What I do have a problem with is letting stand the ideas that a passing ship violates the territorial waters or territorial integrity of a state, that warships might somehow be different than other ships, and that ships are not able to freely navigate where they choose in the open ocean. These ideas are problematic in the popular imagination, but even more so if they are unquestioned by the people reporting on this incident who could find themselves covering similar situations in the future.

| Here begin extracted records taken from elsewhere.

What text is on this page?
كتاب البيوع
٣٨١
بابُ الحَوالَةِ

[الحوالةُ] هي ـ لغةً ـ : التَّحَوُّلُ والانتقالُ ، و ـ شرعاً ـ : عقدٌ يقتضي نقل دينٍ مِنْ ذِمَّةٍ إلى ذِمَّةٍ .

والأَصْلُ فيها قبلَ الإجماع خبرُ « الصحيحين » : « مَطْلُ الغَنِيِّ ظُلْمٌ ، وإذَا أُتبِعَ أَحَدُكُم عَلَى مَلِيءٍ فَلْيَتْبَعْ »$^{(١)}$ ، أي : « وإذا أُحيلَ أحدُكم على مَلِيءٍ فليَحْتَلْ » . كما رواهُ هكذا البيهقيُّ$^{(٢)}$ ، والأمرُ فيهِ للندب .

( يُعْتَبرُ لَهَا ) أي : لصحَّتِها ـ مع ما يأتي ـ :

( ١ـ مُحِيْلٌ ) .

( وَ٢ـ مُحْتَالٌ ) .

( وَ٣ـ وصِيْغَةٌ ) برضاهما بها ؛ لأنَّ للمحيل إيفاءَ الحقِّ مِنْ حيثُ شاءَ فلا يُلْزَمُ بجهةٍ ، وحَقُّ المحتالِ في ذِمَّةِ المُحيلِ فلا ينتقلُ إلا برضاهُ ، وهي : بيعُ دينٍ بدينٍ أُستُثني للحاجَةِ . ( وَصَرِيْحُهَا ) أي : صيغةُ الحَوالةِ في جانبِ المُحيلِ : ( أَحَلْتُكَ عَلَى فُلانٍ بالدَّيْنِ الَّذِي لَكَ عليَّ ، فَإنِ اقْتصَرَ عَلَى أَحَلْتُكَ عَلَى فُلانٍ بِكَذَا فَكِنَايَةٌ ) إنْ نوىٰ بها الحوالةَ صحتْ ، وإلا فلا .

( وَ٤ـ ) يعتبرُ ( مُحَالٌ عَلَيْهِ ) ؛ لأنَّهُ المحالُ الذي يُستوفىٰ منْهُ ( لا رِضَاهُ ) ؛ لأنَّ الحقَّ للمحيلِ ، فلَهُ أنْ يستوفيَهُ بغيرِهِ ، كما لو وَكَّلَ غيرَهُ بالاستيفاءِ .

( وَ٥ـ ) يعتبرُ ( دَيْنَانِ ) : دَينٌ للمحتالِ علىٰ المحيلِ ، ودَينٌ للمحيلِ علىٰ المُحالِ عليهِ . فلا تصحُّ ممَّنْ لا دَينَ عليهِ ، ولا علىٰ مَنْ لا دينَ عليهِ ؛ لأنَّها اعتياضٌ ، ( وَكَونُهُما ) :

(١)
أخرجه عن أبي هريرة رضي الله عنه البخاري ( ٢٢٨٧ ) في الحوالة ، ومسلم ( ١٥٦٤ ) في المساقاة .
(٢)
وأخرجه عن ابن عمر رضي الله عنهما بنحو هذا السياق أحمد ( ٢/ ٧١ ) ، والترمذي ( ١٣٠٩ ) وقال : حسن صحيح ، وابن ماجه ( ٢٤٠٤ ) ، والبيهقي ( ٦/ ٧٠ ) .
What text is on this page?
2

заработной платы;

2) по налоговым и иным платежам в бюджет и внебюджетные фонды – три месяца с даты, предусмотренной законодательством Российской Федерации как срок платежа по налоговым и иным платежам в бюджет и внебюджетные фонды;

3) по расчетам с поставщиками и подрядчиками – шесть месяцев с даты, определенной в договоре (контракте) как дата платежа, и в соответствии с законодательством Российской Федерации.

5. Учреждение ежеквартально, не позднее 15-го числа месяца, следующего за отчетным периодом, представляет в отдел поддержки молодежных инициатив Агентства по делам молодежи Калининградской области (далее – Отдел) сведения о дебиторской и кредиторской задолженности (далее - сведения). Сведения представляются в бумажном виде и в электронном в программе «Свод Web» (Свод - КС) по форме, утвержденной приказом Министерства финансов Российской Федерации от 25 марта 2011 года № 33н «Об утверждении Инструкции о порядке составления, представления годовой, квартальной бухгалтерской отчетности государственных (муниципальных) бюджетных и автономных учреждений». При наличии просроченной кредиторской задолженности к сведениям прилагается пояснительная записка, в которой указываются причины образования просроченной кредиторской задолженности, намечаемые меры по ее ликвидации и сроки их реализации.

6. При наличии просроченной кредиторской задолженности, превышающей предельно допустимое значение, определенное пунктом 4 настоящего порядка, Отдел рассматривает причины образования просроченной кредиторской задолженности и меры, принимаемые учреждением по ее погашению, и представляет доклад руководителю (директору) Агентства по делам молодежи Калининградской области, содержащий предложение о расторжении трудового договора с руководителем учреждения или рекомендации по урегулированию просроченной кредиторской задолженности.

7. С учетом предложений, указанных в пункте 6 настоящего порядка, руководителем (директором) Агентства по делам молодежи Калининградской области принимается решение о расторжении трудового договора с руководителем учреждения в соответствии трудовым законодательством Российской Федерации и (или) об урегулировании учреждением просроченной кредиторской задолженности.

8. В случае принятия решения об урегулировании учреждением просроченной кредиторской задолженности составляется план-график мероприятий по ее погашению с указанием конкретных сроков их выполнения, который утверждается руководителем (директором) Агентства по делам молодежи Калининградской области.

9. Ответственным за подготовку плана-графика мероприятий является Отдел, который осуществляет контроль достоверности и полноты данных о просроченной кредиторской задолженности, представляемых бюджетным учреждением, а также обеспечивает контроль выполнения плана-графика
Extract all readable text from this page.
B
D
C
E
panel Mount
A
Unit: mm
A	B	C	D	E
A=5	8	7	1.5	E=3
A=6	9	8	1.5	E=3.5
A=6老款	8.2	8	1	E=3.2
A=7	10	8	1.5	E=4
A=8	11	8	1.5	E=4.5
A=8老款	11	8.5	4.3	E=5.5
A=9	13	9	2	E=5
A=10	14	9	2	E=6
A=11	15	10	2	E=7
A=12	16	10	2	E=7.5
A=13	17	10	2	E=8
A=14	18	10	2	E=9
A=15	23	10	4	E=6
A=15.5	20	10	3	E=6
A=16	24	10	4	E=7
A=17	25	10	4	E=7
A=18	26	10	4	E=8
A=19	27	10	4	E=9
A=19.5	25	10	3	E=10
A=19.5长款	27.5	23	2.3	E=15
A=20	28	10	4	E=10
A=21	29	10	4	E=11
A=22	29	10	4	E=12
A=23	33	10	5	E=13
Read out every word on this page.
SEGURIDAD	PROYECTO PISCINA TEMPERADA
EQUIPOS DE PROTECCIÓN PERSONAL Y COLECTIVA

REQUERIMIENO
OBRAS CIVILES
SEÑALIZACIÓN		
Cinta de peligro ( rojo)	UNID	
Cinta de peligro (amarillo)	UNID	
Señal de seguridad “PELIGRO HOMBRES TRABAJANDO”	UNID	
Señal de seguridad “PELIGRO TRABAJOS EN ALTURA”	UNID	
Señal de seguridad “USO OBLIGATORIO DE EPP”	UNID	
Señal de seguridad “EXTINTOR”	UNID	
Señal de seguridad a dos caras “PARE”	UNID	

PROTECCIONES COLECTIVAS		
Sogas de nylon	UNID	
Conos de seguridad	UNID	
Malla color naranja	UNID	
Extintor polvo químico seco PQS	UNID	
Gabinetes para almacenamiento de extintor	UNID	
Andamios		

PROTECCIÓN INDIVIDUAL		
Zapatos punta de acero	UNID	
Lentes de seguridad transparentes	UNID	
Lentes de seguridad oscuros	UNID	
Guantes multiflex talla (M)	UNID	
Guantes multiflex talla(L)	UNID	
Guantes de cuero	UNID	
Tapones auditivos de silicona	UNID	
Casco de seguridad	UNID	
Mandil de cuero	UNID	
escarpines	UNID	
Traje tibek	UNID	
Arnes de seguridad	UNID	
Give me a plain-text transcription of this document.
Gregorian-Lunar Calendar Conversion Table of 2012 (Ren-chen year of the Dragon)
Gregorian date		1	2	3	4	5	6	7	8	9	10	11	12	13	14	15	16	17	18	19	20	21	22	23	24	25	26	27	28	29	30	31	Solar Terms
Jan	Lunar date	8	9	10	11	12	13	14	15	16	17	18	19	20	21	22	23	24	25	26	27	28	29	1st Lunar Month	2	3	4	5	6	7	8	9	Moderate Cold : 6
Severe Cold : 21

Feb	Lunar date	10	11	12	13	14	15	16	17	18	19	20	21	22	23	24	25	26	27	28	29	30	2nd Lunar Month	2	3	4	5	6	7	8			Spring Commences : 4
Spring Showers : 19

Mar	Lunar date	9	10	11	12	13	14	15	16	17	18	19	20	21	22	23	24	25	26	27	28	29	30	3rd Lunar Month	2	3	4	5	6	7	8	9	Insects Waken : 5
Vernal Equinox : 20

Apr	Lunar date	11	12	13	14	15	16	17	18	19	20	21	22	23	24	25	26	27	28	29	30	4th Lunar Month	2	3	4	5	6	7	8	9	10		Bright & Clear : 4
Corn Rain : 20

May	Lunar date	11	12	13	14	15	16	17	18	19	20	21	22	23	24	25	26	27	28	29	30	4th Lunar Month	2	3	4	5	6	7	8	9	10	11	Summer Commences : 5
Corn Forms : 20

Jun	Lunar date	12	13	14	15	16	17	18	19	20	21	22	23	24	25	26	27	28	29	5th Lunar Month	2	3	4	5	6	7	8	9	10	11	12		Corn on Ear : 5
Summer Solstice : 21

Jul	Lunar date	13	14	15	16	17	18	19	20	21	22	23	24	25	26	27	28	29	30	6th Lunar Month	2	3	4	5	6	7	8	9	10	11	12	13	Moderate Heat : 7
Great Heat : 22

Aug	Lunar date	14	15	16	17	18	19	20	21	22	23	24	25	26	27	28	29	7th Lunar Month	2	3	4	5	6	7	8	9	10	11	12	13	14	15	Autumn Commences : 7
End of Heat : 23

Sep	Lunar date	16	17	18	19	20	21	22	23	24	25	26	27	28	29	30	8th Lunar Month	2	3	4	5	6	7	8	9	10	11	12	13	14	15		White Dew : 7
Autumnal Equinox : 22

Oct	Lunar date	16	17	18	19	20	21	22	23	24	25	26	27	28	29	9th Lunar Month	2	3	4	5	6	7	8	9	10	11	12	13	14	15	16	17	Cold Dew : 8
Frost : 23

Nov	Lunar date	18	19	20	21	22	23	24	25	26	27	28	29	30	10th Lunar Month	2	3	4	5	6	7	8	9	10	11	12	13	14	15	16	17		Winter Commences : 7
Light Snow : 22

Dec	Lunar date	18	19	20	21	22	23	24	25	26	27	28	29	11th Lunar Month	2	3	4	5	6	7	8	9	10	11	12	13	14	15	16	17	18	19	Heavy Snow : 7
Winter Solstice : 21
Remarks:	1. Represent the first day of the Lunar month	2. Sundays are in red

In today’s world, there are various countries that would love for the idea of inviolate territory extending out into the middle of the ocean to be a respected concept. At least two of these, China and Russia, have or are creating major navies and could represent big challenges to international stability in the future. China has claimed as its territory an area in the South China Sea roughly the size of the entire Gulf of Mexico. It is also quickly building, and in all likelihood militarizing, islands from submerged and low-tide reefs and rocks. Russia for its part has been for years planting flags with remote subs on the ocean floor and claiming vast swaths of Arctic seabed. Obviously the reason for this is to claim what many presume to be vast resources beneath the Earth’s crust. But at least one of these nations, China, is also using its claim to attempt to limit navigation in an area through which a large part of the world’s commerce passes.

The United States actively confronts claims in excess of those provided for by international law through its Freedom of Navigation (FON) program. It does so specifically by sending Navy vessels through the disputed waters, reinforcing the concepts of innocent passage and freedom of navigation and publishing a record of these transits. One such passage conducted through the aforementioned Chinese claim in 2015 was termed “illegal” and a “threat to China’s sovereignty” by Chinese officials but otherwise was carried out without incident.

Perfectly illustrating my above concern regarding reporters, here is Glenn Greenwald writing this week in The Intercept: “It goes without saying that every country has the right to patrol and defend its territorial waters and to intercept other nations’ military boats that enter without permission.” No, this is simply not true. Greenwald deserves some respect because of the work that he has done in exposing and reporting on the NSA and domestic surveillance of U.S. citizens by the U.S. government, but his way of discussing state to state relations and things involving the military is about as helpful to the debate and a good understanding of the world as Republican saber rattling is. Greenwald:

“Just imagine what would happen if the situation had been reversed: if two Iranian naval ships had entered U.S. waters off the East Coast of the country without permission or notice. Wolf Blitzer would have declared war within minutes…. And, needless to say, the U.S. government would have — quite rightly — detained the Iranian ships and the sailors aboard them to determine why they had entered U.S. waters (and had the government released the Iranians less than 24 hours later, the U.S. media would have compared Obama to Neville Chamberlain).”

Actually, none of this is or would be true. In fact, recent events poke a large hole in Greenwald’s imagination balloon. Last September, five Chinese warships sailed within U.S. territorial waters, possibly attempting to provoke or to expose some hypocrisy on the part of the United States.

Perhaps surprising China, the U.S. monitored and otherwise ignored the ships, pointing to the principle of innocent passage. A press statement from the U.S. Northern Command noted, “The five [Chinese] ships transited expeditiously and continuously through the Aleutian Island chain in a manner consistent with international law.”

This is perfectly illustrative of the principles at issue. Other nations’ ships can sail in the ocean near the United States, and U.S. ships can sail near to other countries. There is not a wall in the ocean the other side of which is considered deep within that country’s borders. This is as it should be. With so much change and potential conflict in the world today, it is an important concept to remember.